Have you ever burnt yourself on a flame?
Have you ever followed a forest fire on the local news? Or watched a home crumble ablaze on live TV?
Have you been on the news, because that was your home on fire?
Recovering from losing your home and belongings from an uncontrollable fire is never a formula or three-step plan. It is something that takes years of healing, reminiscing, and growing from what you were left with.
In Pamela’s case, three generations’ worth of heirlooms and two fires later, she found that connecting with people who have been through the same saddening experiences was the thing that helped herself, her art, and others the most.
After 5 day evacuation from another encroaching fire in Pamela’s neighborhood, art therapist Kat Kirby, artist Jane LaFazio, and Pamela wanted to help the women who lost their homes in their town’s fires. The ladies developed a free “Women’s Fire Survivor Support Group,” using expressive arts as the portal for healing the emotional trauma created from the flames.
Pamela and the women knew that in this kind of situation, traditional therapy can fall short. The expressive arts such as drumming, painting, movement, sand tray therapy, collage, and poetry are especially effective in giving form and expression to the thoughts, feelings, and body sensations that trauma holds. When given shape through the arts, these feelings can then be seen outside of the body and therefore, become more approachable.

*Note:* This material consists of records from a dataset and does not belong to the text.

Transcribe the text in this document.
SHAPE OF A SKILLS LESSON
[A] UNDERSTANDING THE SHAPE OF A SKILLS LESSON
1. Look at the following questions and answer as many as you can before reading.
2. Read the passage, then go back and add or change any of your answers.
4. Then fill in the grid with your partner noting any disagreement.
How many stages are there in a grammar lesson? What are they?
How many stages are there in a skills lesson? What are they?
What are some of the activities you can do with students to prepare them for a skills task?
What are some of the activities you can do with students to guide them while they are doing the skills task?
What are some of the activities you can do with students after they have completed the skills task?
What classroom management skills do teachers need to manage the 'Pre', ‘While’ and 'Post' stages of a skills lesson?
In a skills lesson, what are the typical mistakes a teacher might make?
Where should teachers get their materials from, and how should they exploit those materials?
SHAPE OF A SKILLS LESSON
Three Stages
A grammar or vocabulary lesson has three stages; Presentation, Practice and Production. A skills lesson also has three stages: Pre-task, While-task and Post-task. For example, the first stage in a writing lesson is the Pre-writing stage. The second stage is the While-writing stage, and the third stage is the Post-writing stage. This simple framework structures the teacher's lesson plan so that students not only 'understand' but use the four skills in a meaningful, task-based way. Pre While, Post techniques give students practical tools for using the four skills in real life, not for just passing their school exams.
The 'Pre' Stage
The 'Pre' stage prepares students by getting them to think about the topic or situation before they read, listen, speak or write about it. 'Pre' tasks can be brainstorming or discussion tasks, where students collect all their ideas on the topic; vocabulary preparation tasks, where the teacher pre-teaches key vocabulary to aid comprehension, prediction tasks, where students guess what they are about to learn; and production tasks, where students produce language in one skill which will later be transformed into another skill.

While feeling deeply displaced, it is crucial for fire survivors to find a neutral zone in which to feel safe. Through art-making, they step over the threshold of harsh every-day reality into creativity and play. When the art-making is complete, the group reflects on what happened. They find that their initial feelings, often full of restrictions and road blocks, have opened to new possibilities, options or insight.
It took a traumatic event for Pamela to realize there is something to be done in helping those that shared the same pain she did when losing her possessions, her house, and in a way, part of her life. There is something good that comes out of the worst situations, if you look hard enough and dig deep enough. The Women’s Fire Survivor Support Group is a testament to that.